How to recognise symtoms
Symptoms are notoriously difficult to assess, especially early season R-type infections. This species can progress through basal leaf sheaths without much visible footprint, but still impedes nutrient and water flow.
The W-type tends to form visible lesions earlier in the season, although these are often less damaging. Lesions are dark brown bordered and lens-shaped, with a pale brown centre with small black pinhead clusters (the compound appressoria or infection structures). The latter can often be seen on successive leaf sheaths in early seasons, in the absence of visible browning.
R-type infections can be very aggressive, and the disease progresses through successive leaf sheaths with much less of a visible lesion than the W-type. This can lead to misleading interpretation of fungicide activity, if visual assessments are not combined with yield data.
Whilst eyespot lesions seeded from rain-splashed vegetative spores (conidia) are placed close to the base of the plant, those arising later in the season from airborne sexual spores (ascospores) can be much higher up the stem.
What impact does true eyespot have on yield?
Yield reductions average about 5%, but in severe infections, losses can be as high as 40%. These losses are due to impeded nutrient flow to the roots and water and nitrogen to the leaves later in the season. This leads to stunting, poor root systems with associated low drought tolerance, and whitehead formation. This can be further compounded by crop lodging, as basal lesions cause stem breakage.
Effective management of true eyespot
True eyespot is generally present as a complex of diseases at the stem base, much like the ear blight disease complex. These include sharp eyespot, true Fusarium species and Microdochium species. Its important to use fungicides with activity on all these species, as levels of one can increase if another is selectively controlled or suppressed.

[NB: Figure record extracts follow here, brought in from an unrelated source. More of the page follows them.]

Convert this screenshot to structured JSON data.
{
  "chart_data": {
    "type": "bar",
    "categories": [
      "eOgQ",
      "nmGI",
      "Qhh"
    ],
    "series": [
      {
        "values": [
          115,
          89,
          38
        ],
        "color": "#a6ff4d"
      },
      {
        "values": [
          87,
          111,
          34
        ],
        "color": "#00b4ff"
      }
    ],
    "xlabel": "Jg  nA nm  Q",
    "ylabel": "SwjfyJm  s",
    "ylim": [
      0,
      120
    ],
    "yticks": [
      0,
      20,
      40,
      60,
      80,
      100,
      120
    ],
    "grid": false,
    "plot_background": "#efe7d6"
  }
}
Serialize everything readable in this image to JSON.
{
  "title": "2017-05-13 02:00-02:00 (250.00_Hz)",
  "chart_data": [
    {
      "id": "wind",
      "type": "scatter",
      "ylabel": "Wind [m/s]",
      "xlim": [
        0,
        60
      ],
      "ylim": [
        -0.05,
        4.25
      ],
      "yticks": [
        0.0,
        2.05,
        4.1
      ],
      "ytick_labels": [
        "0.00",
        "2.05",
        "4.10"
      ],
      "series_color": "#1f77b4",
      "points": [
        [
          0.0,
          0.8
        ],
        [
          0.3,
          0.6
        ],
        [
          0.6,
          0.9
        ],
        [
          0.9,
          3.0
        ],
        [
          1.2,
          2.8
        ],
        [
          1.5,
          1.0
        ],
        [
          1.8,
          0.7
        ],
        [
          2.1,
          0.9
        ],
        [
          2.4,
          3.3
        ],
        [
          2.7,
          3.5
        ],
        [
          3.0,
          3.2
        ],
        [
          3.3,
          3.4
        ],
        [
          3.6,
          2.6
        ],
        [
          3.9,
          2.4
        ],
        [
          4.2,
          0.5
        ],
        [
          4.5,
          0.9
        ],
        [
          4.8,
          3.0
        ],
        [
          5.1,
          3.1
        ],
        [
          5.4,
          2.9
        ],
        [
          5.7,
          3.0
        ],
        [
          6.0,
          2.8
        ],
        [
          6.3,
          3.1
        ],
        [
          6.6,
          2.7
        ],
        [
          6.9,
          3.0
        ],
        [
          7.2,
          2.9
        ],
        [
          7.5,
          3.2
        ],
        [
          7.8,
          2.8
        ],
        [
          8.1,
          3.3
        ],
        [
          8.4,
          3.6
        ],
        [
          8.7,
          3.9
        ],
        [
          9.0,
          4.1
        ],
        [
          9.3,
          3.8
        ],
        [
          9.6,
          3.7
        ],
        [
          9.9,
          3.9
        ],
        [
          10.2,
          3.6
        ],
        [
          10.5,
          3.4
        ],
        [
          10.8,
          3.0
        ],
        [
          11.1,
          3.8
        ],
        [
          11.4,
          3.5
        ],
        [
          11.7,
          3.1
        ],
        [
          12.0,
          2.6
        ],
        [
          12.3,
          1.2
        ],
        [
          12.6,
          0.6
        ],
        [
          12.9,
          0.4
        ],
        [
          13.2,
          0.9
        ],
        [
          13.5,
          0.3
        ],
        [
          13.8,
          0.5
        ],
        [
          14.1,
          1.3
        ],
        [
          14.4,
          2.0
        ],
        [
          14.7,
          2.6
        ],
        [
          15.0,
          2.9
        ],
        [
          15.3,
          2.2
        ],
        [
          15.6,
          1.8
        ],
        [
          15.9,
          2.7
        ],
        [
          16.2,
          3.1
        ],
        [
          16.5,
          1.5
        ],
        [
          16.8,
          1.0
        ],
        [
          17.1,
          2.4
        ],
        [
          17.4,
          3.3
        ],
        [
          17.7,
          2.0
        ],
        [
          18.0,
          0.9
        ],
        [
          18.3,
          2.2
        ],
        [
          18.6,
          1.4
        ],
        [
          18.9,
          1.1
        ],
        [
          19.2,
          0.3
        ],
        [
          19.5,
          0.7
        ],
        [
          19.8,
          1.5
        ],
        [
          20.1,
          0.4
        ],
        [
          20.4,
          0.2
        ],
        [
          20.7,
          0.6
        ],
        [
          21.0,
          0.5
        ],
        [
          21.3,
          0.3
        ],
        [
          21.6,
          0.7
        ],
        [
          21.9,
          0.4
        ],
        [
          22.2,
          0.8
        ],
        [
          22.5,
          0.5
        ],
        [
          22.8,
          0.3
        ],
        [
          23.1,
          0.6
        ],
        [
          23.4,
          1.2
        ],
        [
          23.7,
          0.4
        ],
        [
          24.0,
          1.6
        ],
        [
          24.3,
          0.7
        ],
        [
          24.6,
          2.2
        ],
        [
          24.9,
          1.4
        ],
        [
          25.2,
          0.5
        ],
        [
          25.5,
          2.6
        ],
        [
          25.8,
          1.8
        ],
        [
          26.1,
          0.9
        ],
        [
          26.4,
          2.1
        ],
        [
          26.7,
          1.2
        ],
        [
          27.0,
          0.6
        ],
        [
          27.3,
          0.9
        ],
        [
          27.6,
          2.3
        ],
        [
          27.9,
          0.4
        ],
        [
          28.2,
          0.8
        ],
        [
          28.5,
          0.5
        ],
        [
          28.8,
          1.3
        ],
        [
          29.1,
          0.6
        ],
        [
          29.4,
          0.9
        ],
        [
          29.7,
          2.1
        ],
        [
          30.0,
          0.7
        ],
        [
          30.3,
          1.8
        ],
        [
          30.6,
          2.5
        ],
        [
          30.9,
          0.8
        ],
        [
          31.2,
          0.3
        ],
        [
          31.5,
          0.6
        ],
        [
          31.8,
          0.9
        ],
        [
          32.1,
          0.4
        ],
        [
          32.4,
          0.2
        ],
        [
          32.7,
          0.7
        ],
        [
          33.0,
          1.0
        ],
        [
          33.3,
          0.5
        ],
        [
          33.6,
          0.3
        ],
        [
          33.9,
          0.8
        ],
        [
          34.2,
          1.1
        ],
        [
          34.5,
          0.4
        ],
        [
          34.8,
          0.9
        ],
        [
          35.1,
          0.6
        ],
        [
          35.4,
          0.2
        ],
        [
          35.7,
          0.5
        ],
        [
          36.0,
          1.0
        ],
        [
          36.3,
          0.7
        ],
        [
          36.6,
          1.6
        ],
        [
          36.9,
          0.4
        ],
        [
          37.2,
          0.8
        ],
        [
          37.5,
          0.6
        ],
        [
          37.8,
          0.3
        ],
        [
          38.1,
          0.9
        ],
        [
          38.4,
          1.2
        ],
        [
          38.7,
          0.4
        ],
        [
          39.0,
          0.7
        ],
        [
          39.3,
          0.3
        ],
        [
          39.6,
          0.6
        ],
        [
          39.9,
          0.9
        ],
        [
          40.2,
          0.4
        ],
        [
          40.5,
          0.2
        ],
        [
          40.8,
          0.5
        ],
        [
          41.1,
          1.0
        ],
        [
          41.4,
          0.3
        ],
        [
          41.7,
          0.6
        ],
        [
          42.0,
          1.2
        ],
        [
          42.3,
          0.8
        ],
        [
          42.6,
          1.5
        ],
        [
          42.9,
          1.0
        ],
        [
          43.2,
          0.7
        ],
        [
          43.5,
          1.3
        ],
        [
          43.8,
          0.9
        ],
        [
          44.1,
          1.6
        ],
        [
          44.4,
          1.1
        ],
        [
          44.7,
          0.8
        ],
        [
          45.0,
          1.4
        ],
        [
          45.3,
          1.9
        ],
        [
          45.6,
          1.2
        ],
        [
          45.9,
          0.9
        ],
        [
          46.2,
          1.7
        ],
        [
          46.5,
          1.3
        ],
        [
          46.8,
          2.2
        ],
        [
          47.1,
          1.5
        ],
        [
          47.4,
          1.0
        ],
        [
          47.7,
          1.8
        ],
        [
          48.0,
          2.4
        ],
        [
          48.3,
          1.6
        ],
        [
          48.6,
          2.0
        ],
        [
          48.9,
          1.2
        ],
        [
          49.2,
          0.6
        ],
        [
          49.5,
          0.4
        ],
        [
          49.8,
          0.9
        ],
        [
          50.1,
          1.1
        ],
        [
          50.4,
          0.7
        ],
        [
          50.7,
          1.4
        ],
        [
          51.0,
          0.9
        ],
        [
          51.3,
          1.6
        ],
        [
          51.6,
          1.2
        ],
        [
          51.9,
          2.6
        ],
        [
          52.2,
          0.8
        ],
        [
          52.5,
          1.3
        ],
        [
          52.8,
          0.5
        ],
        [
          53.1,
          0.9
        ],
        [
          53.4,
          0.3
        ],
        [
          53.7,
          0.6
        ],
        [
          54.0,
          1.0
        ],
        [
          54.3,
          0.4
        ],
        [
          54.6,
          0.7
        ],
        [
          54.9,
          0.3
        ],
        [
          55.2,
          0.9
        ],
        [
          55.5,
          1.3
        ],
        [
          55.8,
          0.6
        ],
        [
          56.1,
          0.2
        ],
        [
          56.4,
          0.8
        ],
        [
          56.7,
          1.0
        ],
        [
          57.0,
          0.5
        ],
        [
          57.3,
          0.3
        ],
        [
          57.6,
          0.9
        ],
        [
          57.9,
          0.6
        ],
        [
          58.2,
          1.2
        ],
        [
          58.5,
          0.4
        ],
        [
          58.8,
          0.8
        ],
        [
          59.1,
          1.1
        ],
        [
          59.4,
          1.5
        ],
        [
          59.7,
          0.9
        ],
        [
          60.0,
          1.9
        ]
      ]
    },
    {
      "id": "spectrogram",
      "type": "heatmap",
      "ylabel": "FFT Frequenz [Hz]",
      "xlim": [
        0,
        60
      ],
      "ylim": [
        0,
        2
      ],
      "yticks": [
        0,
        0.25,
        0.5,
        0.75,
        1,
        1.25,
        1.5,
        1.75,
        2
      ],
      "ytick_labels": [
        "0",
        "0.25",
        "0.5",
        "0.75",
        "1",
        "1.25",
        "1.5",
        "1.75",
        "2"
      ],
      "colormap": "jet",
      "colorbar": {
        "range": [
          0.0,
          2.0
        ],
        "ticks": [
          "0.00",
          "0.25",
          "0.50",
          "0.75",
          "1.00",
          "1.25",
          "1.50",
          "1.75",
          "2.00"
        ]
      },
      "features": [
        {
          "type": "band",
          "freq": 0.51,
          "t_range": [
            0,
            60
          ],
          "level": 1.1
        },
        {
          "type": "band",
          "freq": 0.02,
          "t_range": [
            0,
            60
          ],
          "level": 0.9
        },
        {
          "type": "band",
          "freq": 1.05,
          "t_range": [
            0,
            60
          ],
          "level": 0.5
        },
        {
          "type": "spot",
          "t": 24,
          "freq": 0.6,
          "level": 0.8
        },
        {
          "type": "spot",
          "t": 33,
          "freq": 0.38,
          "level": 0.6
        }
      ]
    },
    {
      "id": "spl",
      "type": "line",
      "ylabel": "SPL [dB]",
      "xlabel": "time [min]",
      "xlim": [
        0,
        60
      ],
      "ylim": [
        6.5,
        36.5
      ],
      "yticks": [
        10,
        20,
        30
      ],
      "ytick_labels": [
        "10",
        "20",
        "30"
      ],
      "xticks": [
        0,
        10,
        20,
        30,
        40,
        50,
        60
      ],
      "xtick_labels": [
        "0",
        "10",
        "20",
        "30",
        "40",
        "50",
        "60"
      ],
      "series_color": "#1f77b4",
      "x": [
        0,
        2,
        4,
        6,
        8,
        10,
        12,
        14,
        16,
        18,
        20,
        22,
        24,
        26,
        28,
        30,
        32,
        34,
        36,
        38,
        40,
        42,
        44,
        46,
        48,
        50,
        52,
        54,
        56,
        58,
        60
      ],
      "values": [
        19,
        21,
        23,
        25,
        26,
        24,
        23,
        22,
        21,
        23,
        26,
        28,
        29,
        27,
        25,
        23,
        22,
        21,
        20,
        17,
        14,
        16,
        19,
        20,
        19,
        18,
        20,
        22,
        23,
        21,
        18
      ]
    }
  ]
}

Effective suppression of true eyespot can be achieved even if it is already established at the time of fungicide application. This suppressive activity prevents further development, leaf sheath penetraion and stem infection, thus minimising yield losses.
True eyespot suppression is best achieved with a prothiocoanzole-based treatment at T1 containing at least 150g prothioconazole/ha. Products that deliver the optimum amount of active ingredient include 0.55L/ha Proline275 or 1L/ha of Aviator235Xpro.
As well as excellent activity on W- and R-types, this rate of prothioconazole has the additional advantages of having the broadest spectrum activity on all other stem base diseases (see foot rot section) , as well as all important T1 foliar diseases including Septoria, rusts and mildew.